For the love of the subcontinent

For the love of the subcontinent

M
elbourne: Eshan Arya, PhD scholar at La Trobe University and a lecturer has been staying long enough in Melbourne to imbibe its multicultural ethos. Having just founded the UPS (United and Peaceful Subcontinent), a not for profit association, Arya says the association’s aim is to promote love and peace. On Wednesday, UPS launched their first flashmob to send a vibrant message across social media to all viewers across the world. He shares his views with the Indian Weekly.

What was the idea behind UPS
I have been in 19 countries and whenever I have travelled, I noticed how South Asians in neutral lands behaved differently than those residing in their respective South Asian country. I observed this difference at a higher level when I arrived in Australia eight years ago. In Australia, migrants and students from the subcontinent i.e. India, Pakistan, Sri Lanka, Bangladesh, Nepal, Bhutan and Maldives, live together, attend festivals together, eat together and also find life partners among the community. This unity and family-like treatment despite their diverse backgrounds showcases how e South Asians from the subcontinent have not carried the political and historical luggage with them while migrating to Australia. That is when I formed UPS INC. (United and Peaceful Subcontinent) a not for profit association in Australia, where South Asians in Australia would promote peace in South Asia. At present I am the founding president of the association. Being a lecturer at La Trobe University, I encourage my students to proactively contribute their views and ideas towards this project.
UPS Inc. is a one of a kind and first of its type organisation in Australia. There are many existing associations, clubs and organisations working towards community projects for isolated countries within the subcontinent or Asia in general, but UPS is the first to target peace and harmony through various community projects and campaigns for the seven nations of the subcontinent. UPS specifically uses the term ‘subcontinent’ as it refers to the geographical and political array of seven nations in South Asia. Afghanistan is the only nation in South Asia not falling under the ‘Indian Subcontinent’ or the ‘Subcontinent’. In the future as the scope and resources of UPS increase, it would be willing to include Afghanistan under its wings.

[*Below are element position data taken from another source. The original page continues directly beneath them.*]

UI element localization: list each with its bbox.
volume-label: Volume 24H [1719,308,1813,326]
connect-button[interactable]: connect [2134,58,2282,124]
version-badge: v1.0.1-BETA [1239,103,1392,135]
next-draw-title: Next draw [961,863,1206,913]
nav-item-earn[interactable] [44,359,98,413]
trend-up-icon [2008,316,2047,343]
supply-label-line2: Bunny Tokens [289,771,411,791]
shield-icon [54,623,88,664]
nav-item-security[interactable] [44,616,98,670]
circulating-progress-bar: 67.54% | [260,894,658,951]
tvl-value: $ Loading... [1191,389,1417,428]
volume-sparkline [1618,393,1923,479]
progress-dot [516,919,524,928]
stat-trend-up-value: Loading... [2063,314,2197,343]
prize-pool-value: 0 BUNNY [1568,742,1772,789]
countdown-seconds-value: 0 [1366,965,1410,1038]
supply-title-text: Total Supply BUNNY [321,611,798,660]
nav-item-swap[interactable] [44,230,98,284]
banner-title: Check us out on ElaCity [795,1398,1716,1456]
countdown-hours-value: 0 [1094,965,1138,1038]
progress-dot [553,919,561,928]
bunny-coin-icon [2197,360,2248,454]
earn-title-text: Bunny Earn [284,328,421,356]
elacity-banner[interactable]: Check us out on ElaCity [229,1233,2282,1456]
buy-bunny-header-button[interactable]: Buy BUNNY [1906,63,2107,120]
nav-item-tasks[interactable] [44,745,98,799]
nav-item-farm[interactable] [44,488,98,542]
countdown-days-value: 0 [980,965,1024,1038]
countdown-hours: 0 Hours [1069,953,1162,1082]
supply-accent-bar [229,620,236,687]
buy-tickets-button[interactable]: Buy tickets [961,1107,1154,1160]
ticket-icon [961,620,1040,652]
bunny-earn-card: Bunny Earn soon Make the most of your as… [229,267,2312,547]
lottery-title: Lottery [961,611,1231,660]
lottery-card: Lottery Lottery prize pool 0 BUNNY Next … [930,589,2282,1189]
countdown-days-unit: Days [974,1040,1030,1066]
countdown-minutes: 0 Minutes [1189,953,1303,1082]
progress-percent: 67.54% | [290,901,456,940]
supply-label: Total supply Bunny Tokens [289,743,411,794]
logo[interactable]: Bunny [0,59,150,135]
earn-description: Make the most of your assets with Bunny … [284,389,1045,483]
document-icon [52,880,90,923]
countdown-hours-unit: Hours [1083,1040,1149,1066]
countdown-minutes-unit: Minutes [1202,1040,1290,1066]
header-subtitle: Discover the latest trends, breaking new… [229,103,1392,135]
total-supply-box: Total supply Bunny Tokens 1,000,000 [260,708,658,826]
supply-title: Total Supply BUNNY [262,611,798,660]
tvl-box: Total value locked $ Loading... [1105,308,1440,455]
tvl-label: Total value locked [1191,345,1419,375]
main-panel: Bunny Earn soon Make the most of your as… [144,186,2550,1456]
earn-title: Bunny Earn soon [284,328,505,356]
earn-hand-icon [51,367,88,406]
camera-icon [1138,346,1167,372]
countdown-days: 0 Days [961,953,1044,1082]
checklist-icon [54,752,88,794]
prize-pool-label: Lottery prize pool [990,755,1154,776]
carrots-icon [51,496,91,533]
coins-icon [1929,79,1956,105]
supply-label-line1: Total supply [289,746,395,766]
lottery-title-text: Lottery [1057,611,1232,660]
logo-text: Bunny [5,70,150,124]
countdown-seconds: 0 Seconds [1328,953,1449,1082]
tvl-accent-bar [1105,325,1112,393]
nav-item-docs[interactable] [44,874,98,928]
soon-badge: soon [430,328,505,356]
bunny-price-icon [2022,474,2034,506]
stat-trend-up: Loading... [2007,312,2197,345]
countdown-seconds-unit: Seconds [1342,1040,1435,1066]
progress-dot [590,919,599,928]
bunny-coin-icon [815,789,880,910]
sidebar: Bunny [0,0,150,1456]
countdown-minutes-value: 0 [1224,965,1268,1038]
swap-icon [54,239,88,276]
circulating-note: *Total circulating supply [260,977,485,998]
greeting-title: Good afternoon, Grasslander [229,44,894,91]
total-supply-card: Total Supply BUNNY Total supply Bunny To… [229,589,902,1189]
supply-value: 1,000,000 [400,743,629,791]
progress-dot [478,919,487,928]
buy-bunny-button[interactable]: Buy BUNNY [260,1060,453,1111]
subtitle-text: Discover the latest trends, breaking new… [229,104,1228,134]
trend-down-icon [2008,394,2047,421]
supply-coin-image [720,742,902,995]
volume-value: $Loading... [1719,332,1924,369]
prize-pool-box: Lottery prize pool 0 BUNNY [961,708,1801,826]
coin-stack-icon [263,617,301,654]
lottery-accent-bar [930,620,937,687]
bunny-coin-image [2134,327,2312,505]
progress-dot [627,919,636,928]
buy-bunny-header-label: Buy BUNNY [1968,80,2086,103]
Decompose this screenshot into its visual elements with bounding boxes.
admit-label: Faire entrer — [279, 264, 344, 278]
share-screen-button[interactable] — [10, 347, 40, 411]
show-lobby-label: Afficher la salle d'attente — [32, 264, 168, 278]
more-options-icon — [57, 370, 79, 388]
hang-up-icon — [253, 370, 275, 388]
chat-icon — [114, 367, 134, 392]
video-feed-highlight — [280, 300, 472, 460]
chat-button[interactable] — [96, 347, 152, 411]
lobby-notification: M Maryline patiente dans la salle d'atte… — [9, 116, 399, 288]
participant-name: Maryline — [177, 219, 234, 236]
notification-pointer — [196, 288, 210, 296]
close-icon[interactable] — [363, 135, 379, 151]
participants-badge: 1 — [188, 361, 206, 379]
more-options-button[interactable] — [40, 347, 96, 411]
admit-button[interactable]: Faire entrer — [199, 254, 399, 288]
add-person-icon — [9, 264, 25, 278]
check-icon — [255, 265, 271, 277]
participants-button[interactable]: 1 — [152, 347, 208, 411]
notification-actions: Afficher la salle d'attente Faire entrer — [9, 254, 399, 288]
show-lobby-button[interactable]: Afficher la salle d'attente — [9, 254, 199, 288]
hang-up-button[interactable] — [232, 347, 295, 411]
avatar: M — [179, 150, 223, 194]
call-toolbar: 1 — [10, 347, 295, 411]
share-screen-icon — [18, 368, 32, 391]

What are its aims and objectives?
UPS aims to utilise this existing harmony and further bring together South Asians who are yet to be united and harmonised with fellow South Asians in Australia, to send a message of love and peace to the residents residing back in the subcontinent countries. When people from the seven countries of the subcontinent look at the message spread by UPS, they would realise that they don’t have to hate each other by drawing historical references and falling prey to political vote banks.
There are many reasons towards the build-up of this united family like behaviour of South Asians in Australia. A sense of belonging to the subcontinent and being related to each other’s culture against a very different Australian culture was the main reason why this harmony existed. A sense of belonging when it came to food, culture, festivals as well as languages. The languages spoken in the subcontinent are vast, however, just the fact of travelling from the subcontinent to Australia with similar dreams and similar family backgrounds and stories of struggle are what have bonded the South Asians in Australia.

What are your goals?
The short term goal of UPS is to first unite all people from the subcontinent living in Australia, not only irrespective of their ethnic backgrounds but also irrespective of their religious backgrounds. This itself shall merge into the long term goal of attaining peace and ending border conflicts and acts of terrorism due to border issues in the Subcontinent.
The campaigns and projects that UPS will plan in the coming months will look at spreading awareness about the rich and diverse culture of the subcontinent. As this grows, people will look beyond their borders and limited interests, and focus on the larger betterment of the entire subcontinent. In doing so not only should national policies and political agenda related conflicts decrease substantially but also the violence related to religious conflicts decrease.
When the nations in the subcontinent fight, they fight over borders, aid, terrorism, history, ethnicities, religions and treatment of minorities. The treatment of nationals of one nation residing in another nation also often sparks violent debates. Thus UPS aims to monumentally decrease issues over the long run. This cannot be achieved overnight. It will include hundreds and thousands of projects and campaigns and a good starting point would be creation of a dialogue among these nations, a dialogue that is rational, receptive, empathetic and respectful towards each other.
UPS has had a good start on social media, with its Facebook page hitting close to 4000 likes and followers across the world within just the first month of the launch.

Tell us about the flash mob?
To promote UPS to a wider community, a flash mob was organised. Campaigns and projects of such associations should have a variety to attract the masses. Media rallies and protests should not be the only means to send out the message of what the association stands for. Creative projects that engage the people from the subcontinent as well as fun events that grab the eye of locals as well as internationals should be included.
Keeping this in mind, a flash mob was organised on 12th August at lunch time in the busy Agora of La Trobe University. The flash mob included performers across 10 nations and it was witnessed by thousands of by standers across more than a hundred nationalities present at La Trobe.
The song of the flash mob was ‘Rind Posh Maal’ that itself conveys a message of harmony and unity.
The date 12th August lay just before the independence days of two major South Asian nations and the lunch time was decided to attract maximum number of onlookers visiting the cafes in their lunch breaks.